Leadership, management, and productivity
Roy Olende says that the best decision he’s made all year was to start his work day at 5 a.m.
Need to get your Chrome tabs under control? Kari Sonde says there’s an app (well, extension) for that: Tabagotchi.
If you want to manage a difficult-to-impossible business, check out Mary Ellen Biery’s article on the industries with the lowest profit margins.
In the hands of college freshmen, a credit card can lead to uncontrolled spending. In the hands of a smart small business owner, it can create greater control over spending. That’s one of the points I made in this sponsored post.
And speaking of money, I discuss five financial rations every small business owner needs to understand in this article I wrote for the MasterCard small business site.
If you need a fresh perspective on success and some ideas to achieve it, check out Sherrie Campbell’s 8 Ways to Flow In the Channel of Success.
Marketing and sales
Simple is good and that’s just one reason readers enjoyed Ronald Dod’s 9 Simple eCommerce Content Marketing Tips You Can Start Using Today.
Should you pay bloggers to create content for you? That’s the question Kelly Haddock explores in this article.
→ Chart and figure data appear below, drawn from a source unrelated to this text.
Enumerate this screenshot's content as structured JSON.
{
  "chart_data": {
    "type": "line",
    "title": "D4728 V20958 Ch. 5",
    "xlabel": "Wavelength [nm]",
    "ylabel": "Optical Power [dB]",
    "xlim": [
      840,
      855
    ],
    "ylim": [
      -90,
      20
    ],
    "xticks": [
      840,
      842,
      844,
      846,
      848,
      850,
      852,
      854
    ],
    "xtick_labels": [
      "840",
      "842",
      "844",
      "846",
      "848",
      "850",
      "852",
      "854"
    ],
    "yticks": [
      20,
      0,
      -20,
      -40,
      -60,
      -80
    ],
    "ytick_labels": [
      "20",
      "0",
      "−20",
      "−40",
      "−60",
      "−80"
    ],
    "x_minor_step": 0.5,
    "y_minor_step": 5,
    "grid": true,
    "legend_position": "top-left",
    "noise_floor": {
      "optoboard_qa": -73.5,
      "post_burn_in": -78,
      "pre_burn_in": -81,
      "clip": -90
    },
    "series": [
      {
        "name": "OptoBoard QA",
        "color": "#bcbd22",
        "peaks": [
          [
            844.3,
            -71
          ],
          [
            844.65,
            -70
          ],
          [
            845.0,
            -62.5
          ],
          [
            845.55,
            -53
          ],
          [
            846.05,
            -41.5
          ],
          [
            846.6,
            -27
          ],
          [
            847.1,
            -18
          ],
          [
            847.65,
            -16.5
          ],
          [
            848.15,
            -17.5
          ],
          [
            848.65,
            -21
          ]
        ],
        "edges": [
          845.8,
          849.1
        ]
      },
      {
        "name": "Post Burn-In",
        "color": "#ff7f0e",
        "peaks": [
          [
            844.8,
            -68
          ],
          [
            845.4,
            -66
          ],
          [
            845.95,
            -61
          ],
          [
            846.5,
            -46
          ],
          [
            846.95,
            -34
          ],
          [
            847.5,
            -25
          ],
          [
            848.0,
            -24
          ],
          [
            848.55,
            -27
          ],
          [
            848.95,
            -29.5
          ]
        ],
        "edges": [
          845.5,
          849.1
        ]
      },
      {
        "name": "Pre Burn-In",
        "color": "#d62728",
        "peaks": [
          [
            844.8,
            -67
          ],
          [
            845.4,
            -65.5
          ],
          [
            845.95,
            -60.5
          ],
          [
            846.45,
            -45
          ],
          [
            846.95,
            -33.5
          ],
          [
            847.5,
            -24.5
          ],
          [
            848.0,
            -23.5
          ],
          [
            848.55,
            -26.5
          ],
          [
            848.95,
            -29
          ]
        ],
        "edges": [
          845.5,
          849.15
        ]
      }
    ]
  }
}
Jason DeMers explores the question many of us have been thinking: Is keyword density still important in SEO?
When you’re looking for a CRM system, keep an eye out for these five key features, says Justin Miller.
Entrepreneurship, startups, and innovation
Dan Bova picks the brain of hot-roddin‘ reality TV star Richard Rawlings (Gas Monkey Garage owner) to discover how he went from flat broke to multi-millionaire.
Writing for Harvard Business Review, Michael Redbord details how to scale customer service as your startup grows.
Working for a startup is a special experience and in her article, Victoria Cairl outlines five things no one will tell you about it…except Victoria, presumably.
You can learn a lot from building your startup, but sometimes you learn even more when it falls apart. That’s what Alexandra Dickinson reveals in her profile of Leanne Shear.